All this while, he remained a brilliant student. Having moved to the medical college, I could only hear from others about his accomplishments as a science student. I know of many who lamented that he was risking a brilliant scientific career for risky political battles. As a rare student leader who shines in both studies as well as political activism, George became a much admired figure in the Osmania University, with a loyal band of associates who loved him and many other friends who respected him for his passion and commitments.
All of this made him a prime target for the right wing. They realised that it would be difficult to make political gains on the campus if they had a charismatic opponent like George. Some of them befriended him early on, hoping to win him over. Failing in this, they tried to frighten him into inaction. Failing in that too, they decided to eliminate him physically.
Several of us cautioned him against being deliberately provoked into a physical confrontation by lumpen elements who were frequently employed by the right wing to attack him or his associates. “They can afford to lose many of those hired goons but we can’t afford to lose a leader like you”, we told him. He, however, said that he could not afford to convey any impression of cowardice if a fight was forced upon him. He felt that would demoralise his associates.

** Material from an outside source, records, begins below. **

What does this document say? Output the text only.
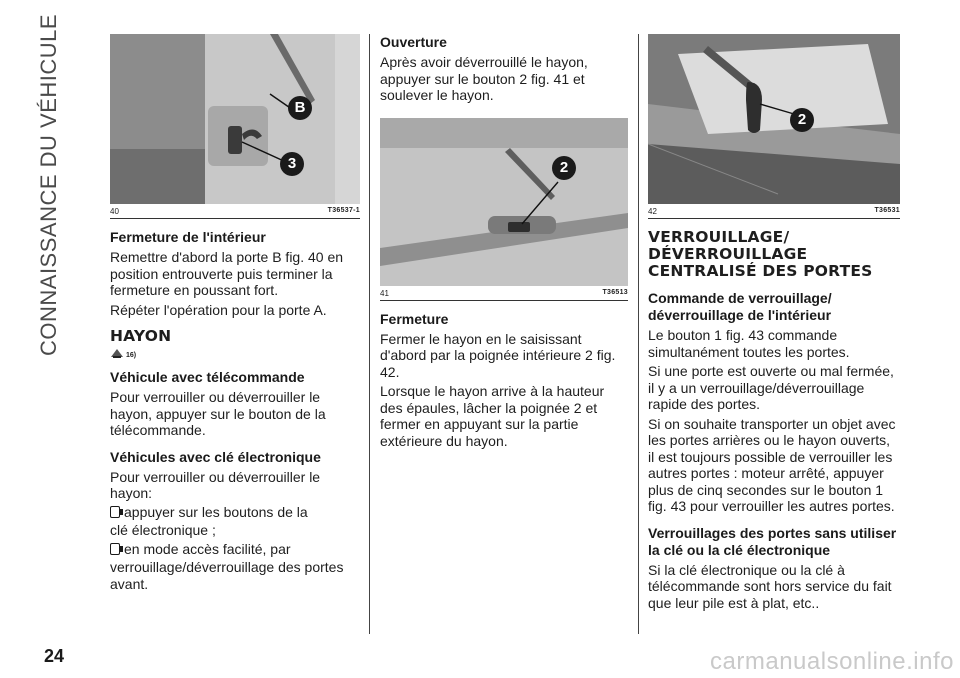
CONNAISSANCE DU VÉHICULE
24	carmanualsonline.info
B
3
40	T36537-1
Fermeture de l'intérieur

Remettre d'abord la porte B fig. 40 en position entrouverte puis terminer la fermeture en poussant fort.

Répéter l'opération pour la porte A.

HAYON
16)
Véhicule avec télécommande

Pour verrouiller ou déverrouiller le hayon, appuyer sur le bouton de la télécommande.

Véhicules avec clé électronique

Pour verrouiller ou déverrouiller le hayon:

appuyer sur les boutons de la
clé électronique ;
en mode accès facilité, par
verrouillage/déverrouillage des portes avant.
Ouverture

Après avoir déverrouillé le hayon, appuyer sur le bouton 2 fig. 41 et soulever le hayon.

2
41	T36513
Fermeture

Fermer le hayon en le saisissant d'abord par la poignée intérieure 2 fig. 42.

Lorsque le hayon arrive à la hauteur des épaules, lâcher la poignée 2 et fermer en appuyant sur la partie extérieure du hayon.

2
42	T36531
VERROUILLAGE/ DÉVERROUILLAGE CENTRALISÉ DES PORTES
Commande de verrouillage/ déverrouillage de l'intérieur

Le bouton 1 fig. 43 commande simultanément toutes les portes.

Si une porte est ouverte ou mal fermée, il y a un verrouillage/déverrouillage rapide des portes.

Si on souhaite transporter un objet avec les portes arrières ou le hayon ouverts, il est toujours possible de verrouiller les autres portes : moteur arrêté, appuyer plus de cinq secondes sur le bouton 1 fig. 43 pour verrouiller les autres portes.

Verrouillages des portes sans utiliser la clé ou la clé électronique

Si la clé électronique ou la clé à télécommande sont hors service du fait que leur pile est à plat, etc..
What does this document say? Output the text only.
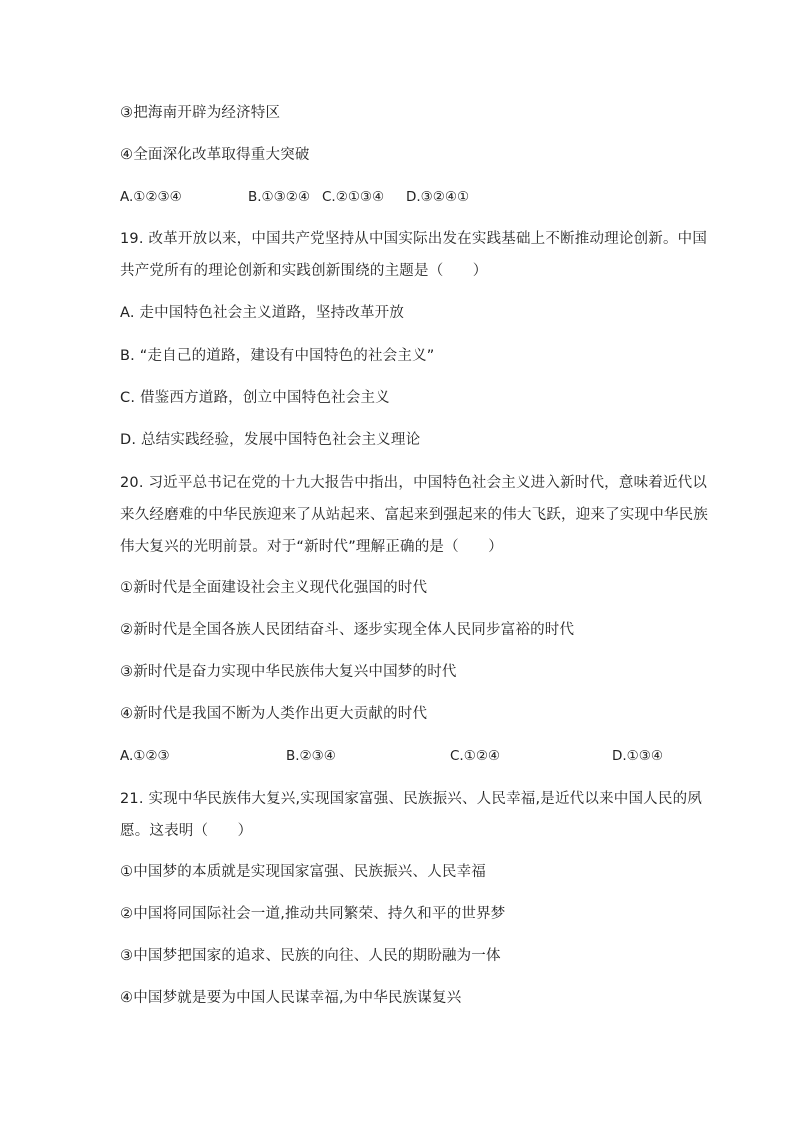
③把海南开辟为经济特区
④全面深化改革取得重大突破
A.①②③④	B.①③②④ C.②①③④ D.③②④①
19. 改革开放以来，中国共产党坚持从中国实际出发在实践基础上不断推动理论创新。中国
共产党所有的理论创新和实践创新围绕的主题是（　　）
A. 走中国特色社会主义道路，坚持改革开放
B. “走自己的道路，建设有中国特色的社会主义”
C. 借鉴西方道路，创立中国特色社会主义
D. 总结实践经验，发展中国特色社会主义理论
20. 习近平总书记在党的十九大报告中指出，中国特色社会主义进入新时代，意味着近代以
来久经磨难的中华民族迎来了从站起来、富起来到强起来的伟大飞跃，迎来了实现中华民族
伟大复兴的光明前景。对于“新时代”理解正确的是（　　）
①新时代是全面建设社会主义现代化强国的时代
②新时代是全国各族人民团结奋斗、逐步实现全体人民同步富裕的时代
③新时代是奋力实现中华民族伟大复兴中国梦的时代
④新时代是我国不断为人类作出更大贡献的时代
A.①②③	B.②③④	C.①②④	D.①③④
21. 实现中华民族伟大复兴,实现国家富强、民族振兴、人民幸福,是近代以来中国人民的夙
愿。这表明（　　）
①中国梦的本质就是实现国家富强、民族振兴、人民幸福
②中国将同国际社会一道,推动共同繁荣、持久和平的世界梦
③中国梦把国家的追求、民族的向往、人民的期盼融为一体
④中国梦就是要为中国人民谋幸福,为中华民族谋复兴
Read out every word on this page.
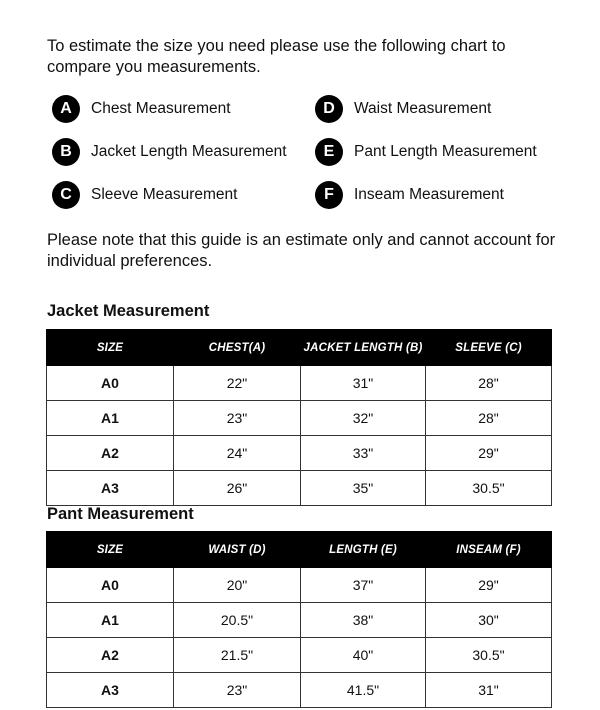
To estimate the size you need please use the following chart to compare you measurements.

A	Chest Measurement
B	Jacket Length Measurement
C	Sleeve Measurement
D	Waist Measurement
E	Pant Length Measurement
F	Inseam Measurement

Please note that this guide is an estimate only and cannot account for individual preferences.

Jacket Measurement
SIZE	CHEST(A)	JACKET LENGTH (B)	SLEEVE (C)
A0	22"	31"	28"
A1	23"	32"	28"
A2	24"	33"	29"
A3	26"	35"	30.5"
Pant Measurement
SIZE	WAIST (D)	LENGTH (E)	INSEAM (F)
A0	20"	37"	29"
A1	20.5"	38"	30"
A2	21.5"	40"	30.5"
A3	23"	41.5"	31"
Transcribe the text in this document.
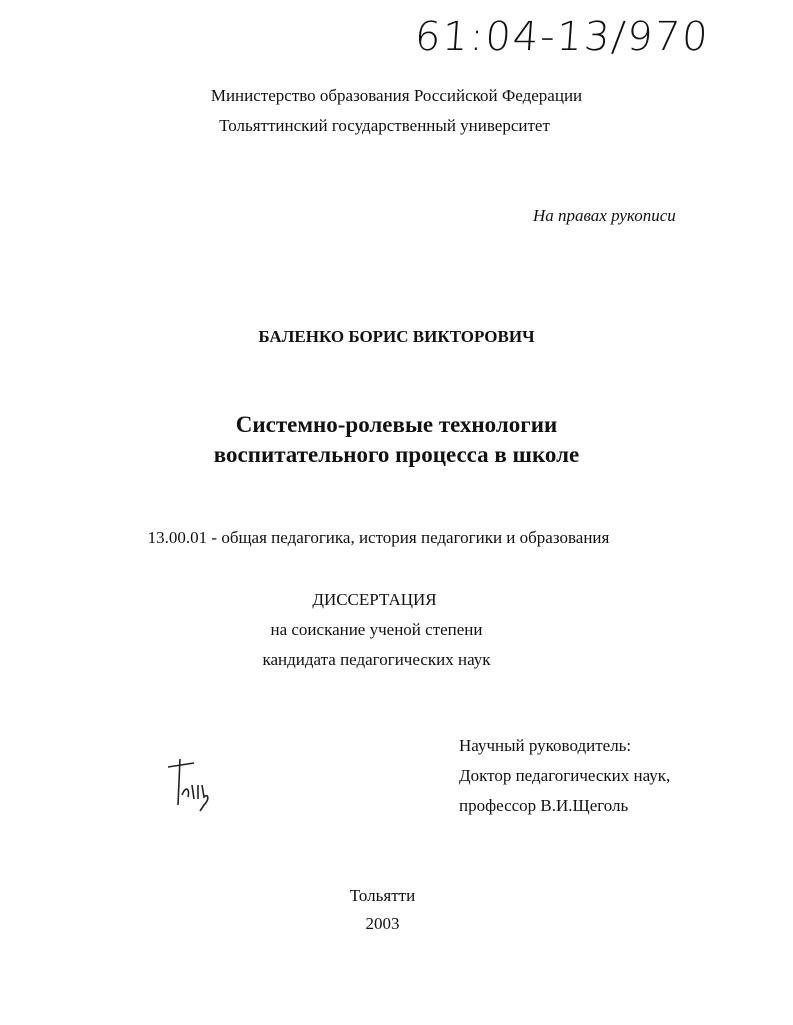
61:04-13/970
Министерство образования Российской Федерации
Тольяттинский государственный университет
На правах рукописи
БАЛЕНКО БОРИС ВИКТОРОВИЧ
Системно-ролевые технологии
воспитательного процесса в школе
13.00.01 - общая педагогика, история педагогики и образования
ДИССЕРТАЦИЯ
на соискание ученой степени
кандидата педагогических наук
Научный руководитель:
Доктор педагогических наук,
профессор В.И.Щеголь
Тольятти
2003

On a fateful afternoon, the phone rang at my home. When I picked up the receiver, my friend Dr. Narasimha Reddy (a former student body President at the Gandhi Medical College in Hyderabad) spoke in a choked voice “They have knocked off George!”. Initially I thought it was another vicious physical assault but he crushed any I hope I had that George had survived the attack by saying that the body was lying at the Gandhi Hospital in Secunderabad. He told me that George was brutally stabbed to death by hired goons when he was visiting the Engineering College hostel, in connection with student union elections there. By all accounts, George was walking alone in the hostel corridor when he was attacked with butcher knives by rowdies who had been brought in from the city to intimidate students who did not support the right wing communal elements. He was marked for the kill and the plot had worked.
The campus erupted in outrage and drowned in sorrow as the news of this dastardly murder spread. Spontaneous rallies were taken out vowing to fight the political forces behind this brazen crime. At the condolence meeting in the Arts College, a sea of humanity heard speakers (who included the Vice-Chancellor and me) pay tribute to George and unabashedly wept as his life was remembered and the events that ended it were recounted.

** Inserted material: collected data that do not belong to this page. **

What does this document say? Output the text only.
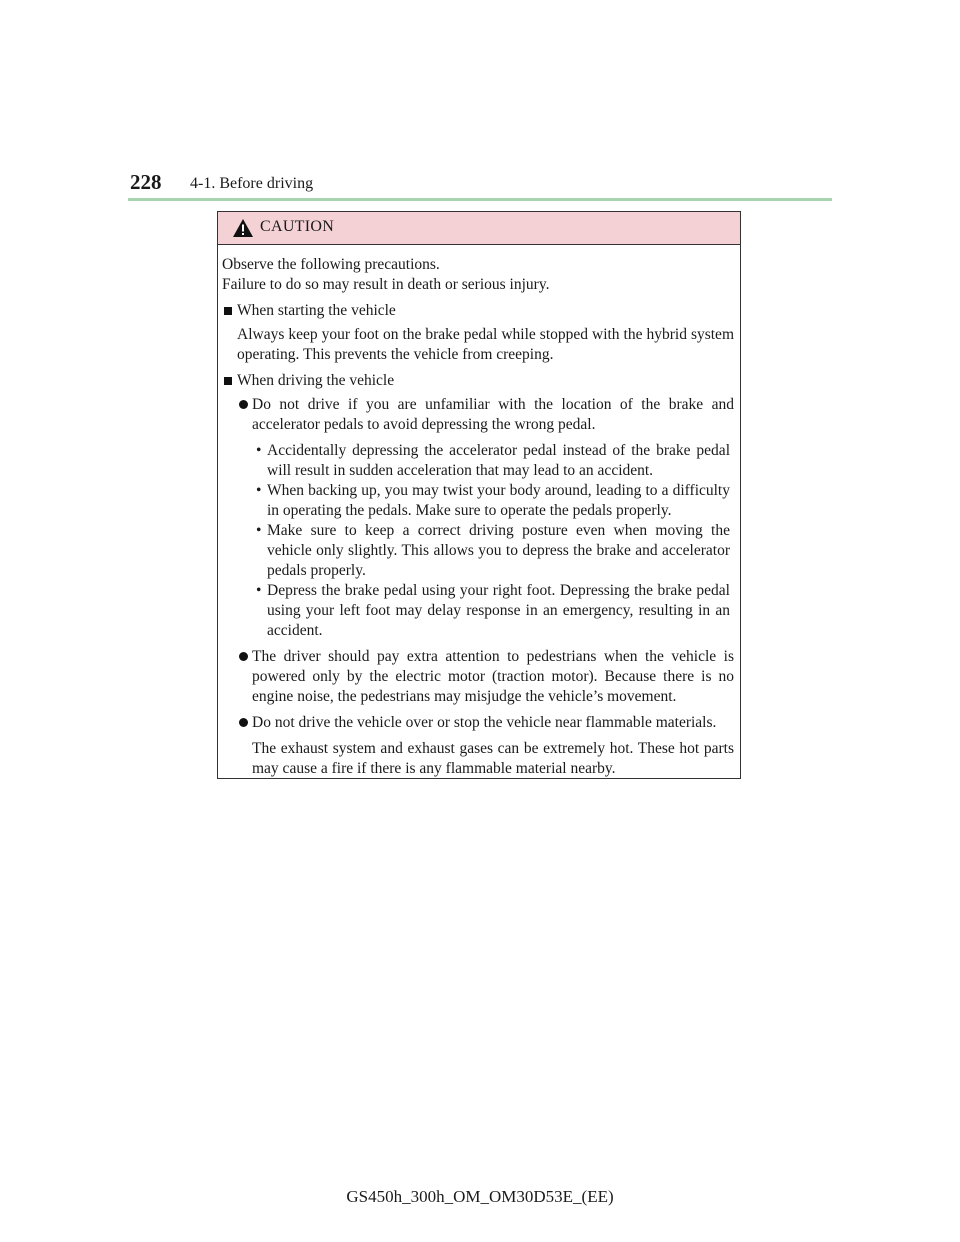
228 4-1. Before driving
CAUTION

Observe the following precautions.

Failure to do so may result in death or serious injury.

When starting the vehicle

Always keep your foot on the brake pedal while stopped with the hybrid system operating. This prevents the vehicle from creeping.

When driving the vehicle
Do not drive if you are unfamiliar with the location of the brake and accelerator pedals to avoid depressing the wrong pedal.
• Accidentally depressing the accelerator pedal instead of the brake pedal will result in sudden acceleration that may lead to an accident.
• When backing up, you may twist your body around, leading to a difficulty in operating the pedals. Make sure to operate the pedals properly.
• Make sure to keep a correct driving posture even when moving the vehicle only slightly. This allows you to depress the brake and accelerator pedals properly.
• Depress the brake pedal using your right foot. Depressing the brake pedal using your left foot may delay response in an emergency, resulting in an accident.
The driver should pay extra attention to pedestrians when the vehicle is powered only by the electric motor (traction motor). Because there is no engine noise, the pedestrians may misjudge the vehicle’s movement.
Do not drive the vehicle over or stop the vehicle near flammable materials.

The exhaust system and exhaust gases can be extremely hot. These hot parts may cause a fire if there is any flammable material nearby.

GS450h_300h_OM_OM30D53E_(EE)
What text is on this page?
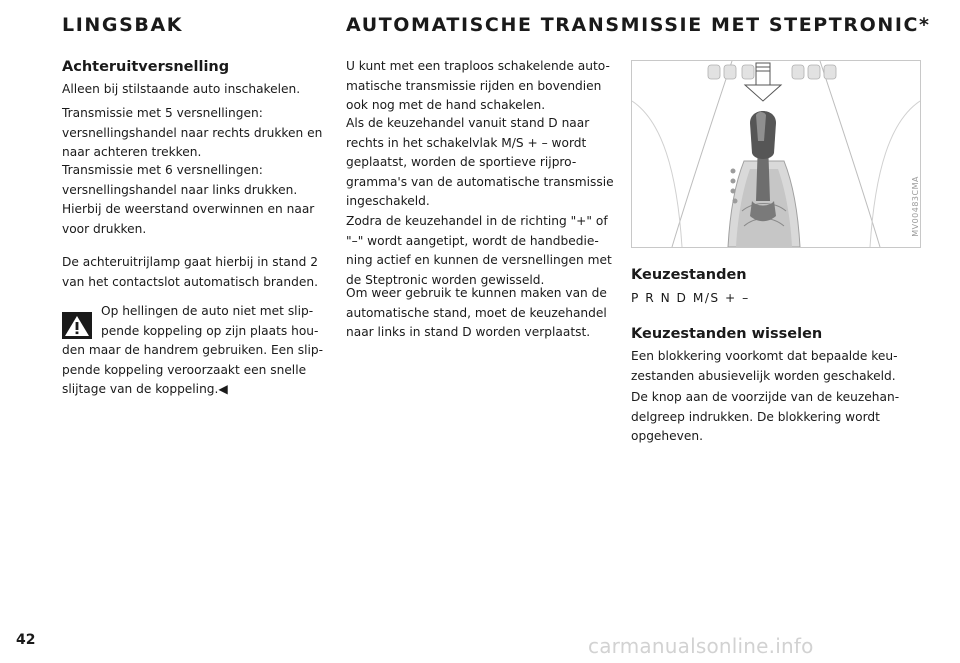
LINGSBAK
Achteruitversnelling

Alleen bij stilstaande auto inschakelen.

Transmissie met 5 versnellingen:
versnellingshandel naar rechts drukken en
naar achteren trekken.

Transmissie met 6 versnellingen:
versnellingshandel naar links drukken.
Hierbij de weerstand overwinnen en naar
voor drukken.

De achteruitrijlamp gaat hierbij in stand 2
van het contactslot automatisch branden.

Op hellingen de auto niet met slip-
pende koppeling op zijn plaats hou-

den maar de handrem gebruiken. Een slip-
pende koppeling veroorzaakt een snelle
slijtage van de koppeling.◀

AUTOMATISCHE TRANSMISSIE MET STEPTRONIC*

U kunt met een traploos schakelende auto-
matische transmissie rijden en bovendien
ook nog met de hand schakelen.

Als de keuzehandel vanuit stand D naar
rechts in het schakelvlak M/S + – wordt
geplaatst, worden de sportieve rijpro-
gramma's van de automatische transmissie
ingeschakeld.
Zodra de keuzehandel in de richting "+" of
"–" wordt aangetipt, wordt de handbedie-
ning actief en kunnen de versnellingen met
de Steptronic worden gewisseld.

Om weer gebruik te kunnen maken van de
automatische stand, moet de keuzehandel
naar links in stand D worden verplaatst.

MV00483CMA
Keuzestanden

P R N D M/S + –

Keuzestanden wisselen

Een blokkering voorkomt dat bepaalde keu-
zestanden abusievelijk worden geschakeld.

De knop aan de voorzijde van de keuzehan-
delgreep indrukken. De blokkering wordt
opgeheven.

42	carmanualsonline.info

Later that year, the national Youth Congress meet at Kerala named its venue as George Reddy Nagar in homage to him. Some of my friends in Osmania University commented that it was not fair to George that should be now be totally identified with the Youth Congress when his core ideology was Marxist. I replied that George would be remembered for all that he was and that the association with the Youth Congress was only a small part of that persona.